I’m not saying that learning is just the collection of information, and of course a motivated and curious student can learn more effectively in a formal educational environment well-suited to them than in an informal, entirely independent one. Nevertheless, those of us that have spent enough time as students know that this natural curiosity is a fragile resource. Unfortunately, this critical component of a successful education often depletes over long periods of intense formal education. The perpetual slog of pre-packaged readings, lectures and assignments slowly strips us of our own agency in the learning process, leaving many of us exhausted and lacking a curiosity to push our learning beyond what our coursework requires. Later in our college careers, we stomach the scholarship while cutting all possible corners, focusing our sights on careers and accolades that serve our only substantial source of momentum: ambition. We achieve a form of success, but are no longer active and independent readers and learners.

So perhaps it is a mistake to limit the intellectual purpose of higher education to “learning” during the four years we spend at college. We have all the resources necessary for deep and broad learning outside of university-provided resources, and more importantly, the strict pursuit of learning erodes the drive necessary to do it in the first place. For this reason, I’d like to propose a new idea for the purpose of education: growing the capacity and drive to be life-long learners. Universities can serve us well in working towards this goal, but to fully achieve it, we are in desperate need of unstructured time to cultivate our natural curiosity and develop healthy independent learning habits.

For clarification, I do not believe that the Notre Dame faculty and administrators are making mistakes with how the University and its courses are conducted. To be honest, I don’t quite know how universities should fix the problem I see, or if it even can be fixed within the confines of normalcy for modern American universities. This article is for my fellow students, that we might make changes in our own habits to confront disinterest in our own education.
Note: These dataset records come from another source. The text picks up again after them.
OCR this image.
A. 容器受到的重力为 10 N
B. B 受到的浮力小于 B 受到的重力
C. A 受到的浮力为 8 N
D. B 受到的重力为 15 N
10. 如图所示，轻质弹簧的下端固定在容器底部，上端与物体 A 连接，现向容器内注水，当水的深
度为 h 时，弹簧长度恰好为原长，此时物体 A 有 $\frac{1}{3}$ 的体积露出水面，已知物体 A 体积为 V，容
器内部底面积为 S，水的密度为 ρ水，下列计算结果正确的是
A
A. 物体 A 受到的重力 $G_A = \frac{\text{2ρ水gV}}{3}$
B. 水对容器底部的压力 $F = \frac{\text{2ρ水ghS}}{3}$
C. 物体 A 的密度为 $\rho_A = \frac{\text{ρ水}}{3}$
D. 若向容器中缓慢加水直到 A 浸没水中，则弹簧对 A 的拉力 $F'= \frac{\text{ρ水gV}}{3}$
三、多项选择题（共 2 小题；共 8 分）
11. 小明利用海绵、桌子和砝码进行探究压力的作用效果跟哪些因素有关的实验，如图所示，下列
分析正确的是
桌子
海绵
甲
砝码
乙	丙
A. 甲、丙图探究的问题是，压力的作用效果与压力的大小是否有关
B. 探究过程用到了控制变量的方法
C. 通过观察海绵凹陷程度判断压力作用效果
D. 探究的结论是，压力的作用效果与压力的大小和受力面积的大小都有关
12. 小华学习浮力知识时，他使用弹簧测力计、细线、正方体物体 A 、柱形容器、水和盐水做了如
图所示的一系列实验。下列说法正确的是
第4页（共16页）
During this “coronacation,” set aside time every day to read that book you’ve always wanted to get into, watch that documentary that you’ve read about online, or practice that instrument you haven’t played in a couple years. If you want to learn how to code, or better understand that area of chemistry or physics that you never got a chance to take a class in, you have everything in the world that you need to do a deep dive.
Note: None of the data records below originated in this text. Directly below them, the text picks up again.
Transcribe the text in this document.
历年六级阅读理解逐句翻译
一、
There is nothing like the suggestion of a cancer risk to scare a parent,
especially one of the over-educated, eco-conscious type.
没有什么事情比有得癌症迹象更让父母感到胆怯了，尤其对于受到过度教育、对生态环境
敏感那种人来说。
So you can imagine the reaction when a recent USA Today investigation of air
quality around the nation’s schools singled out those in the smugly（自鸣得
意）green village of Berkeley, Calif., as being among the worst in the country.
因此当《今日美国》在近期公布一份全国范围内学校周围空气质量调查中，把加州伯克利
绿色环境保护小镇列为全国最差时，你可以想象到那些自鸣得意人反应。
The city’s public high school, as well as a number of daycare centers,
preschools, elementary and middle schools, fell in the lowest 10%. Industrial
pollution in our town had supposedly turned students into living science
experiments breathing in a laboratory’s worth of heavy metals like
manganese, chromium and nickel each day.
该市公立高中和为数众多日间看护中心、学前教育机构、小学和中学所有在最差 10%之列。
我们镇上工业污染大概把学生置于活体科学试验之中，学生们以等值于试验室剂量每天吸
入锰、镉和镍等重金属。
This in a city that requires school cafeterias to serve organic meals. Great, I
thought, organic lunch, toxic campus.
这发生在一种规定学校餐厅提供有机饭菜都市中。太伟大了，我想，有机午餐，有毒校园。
I don’t hope that we fall further into our addiction to productivity: In fact, I hope for just the opposite. We must include in our efforts a careful focus on our mental and emotional health. Our newfound freedom also affords us time for reflection, rest, exercise and relaxation. If we fail to care for our own mental health, as we so often do, we have no chance of recapturing our natural intellectual drives.
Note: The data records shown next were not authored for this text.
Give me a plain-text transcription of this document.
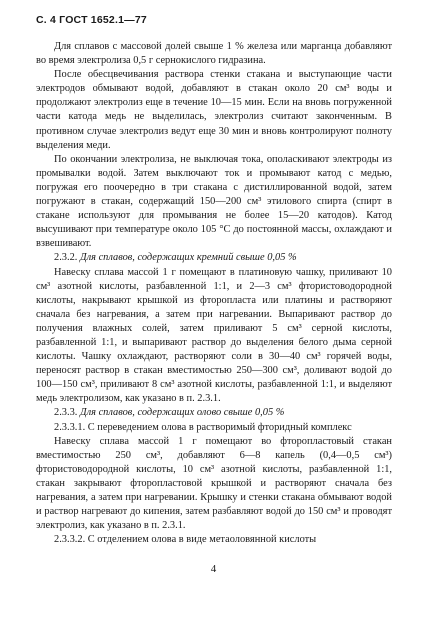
С. 4 ГОСТ 1652.1—77

Для сплавов с массовой долей свыше 1 % железа или марганца добавляют во время электролиза 0,5 г сернокислого гидразина.

После обесцвечивания раствора стенки стакана и выступающие части электродов обмывают водой, добавляют в стакан около 20 см³ воды и продолжают электролиз еще в течение 10—15 мин. Если на вновь погруженной части катода медь не выделилась, электролиз считают законченным. В противном случае электролиз ведут еще 30 мин и вновь контролируют полноту выделения меди.

По окончании электролиза, не выключая тока, ополаскивают электроды из промывалки водой. Затем выключают ток и промывают катод с медью, погружая его поочередно в три стакана с дистиллированной водой, затем погружают в стакан, содержащий 150—200 см³ этилового спирта (спирт в стакане используют для промывания не более 15—20 катодов). Катод высушивают при температуре около 105 °С до постоянной массы, охлаждают и взвешивают.

2.3.2. Для сплавов, содержащих кремний свыше 0,05 %

Навеску сплава массой 1 г помещают в платиновую чашку, приливают 10 см³ азотной кислоты, разбавленной 1:1, и 2—3 см³ фтористоводородной кислоты, накрывают крышкой из фторопласта или платины и растворяют сначала без нагревания, а затем при нагревании. Выпаривают раствор до получения влажных солей, затем приливают 5 см³ серной кислоты, разбавленной 1:1, и выпаривают раствор до выделения белого дыма серной кислоты. Чашку охлаждают, растворяют соли в 30—40 см³ горячей воды, переносят раствор в стакан вместимостью 250—300 см³, доливают водой до 100—150 см³, приливают 8 см³ азотной кислоты, разбавленной 1:1, и выделяют медь электролизом, как указано в п. 2.3.1.

2.3.3. Для сплавов, содержащих олово свыше 0,05 %

2.3.3.1. С переведением олова в растворимый фторидный комплекс

Навеску сплава массой 1 г помещают во фторопластовый стакан вместимостью 250 см³, добавляют 6—8 капель (0,4—0,5 см³) фтористоводородной кислоты, 10 см³ азотной кислоты, разбавленной 1:1, стакан закрывают фторопластовой крышкой и растворяют сначала без нагревания, а затем при нагревании. Крышку и стенки стакана обмывают водой и раствор нагревают до кипения, затем разбавляют водой до 150 см³ и проводят электролиз, как указано в п. 2.3.1.

2.3.3.2. С отделением олова в виде метаоловянной кислоты

4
I sincerely wish that our generation can overcome our tendency to let ambition and exhaustion drive all of our decisions, and that we allow our curiosity to make great use of our world’s wealth of learning resources. Now is the time to independently rebuild the curiosity that will give us the opportunity to use our education to satisfy more than our ambitions when courses resume. But more importantly, now is the time for each of us to become the curious and independent learner that we hope to be for the rest of our lives.

Matthew Schoenbauer

senior

April 5

The views expressed in this column are those of the author and not necessarily those of The Observer.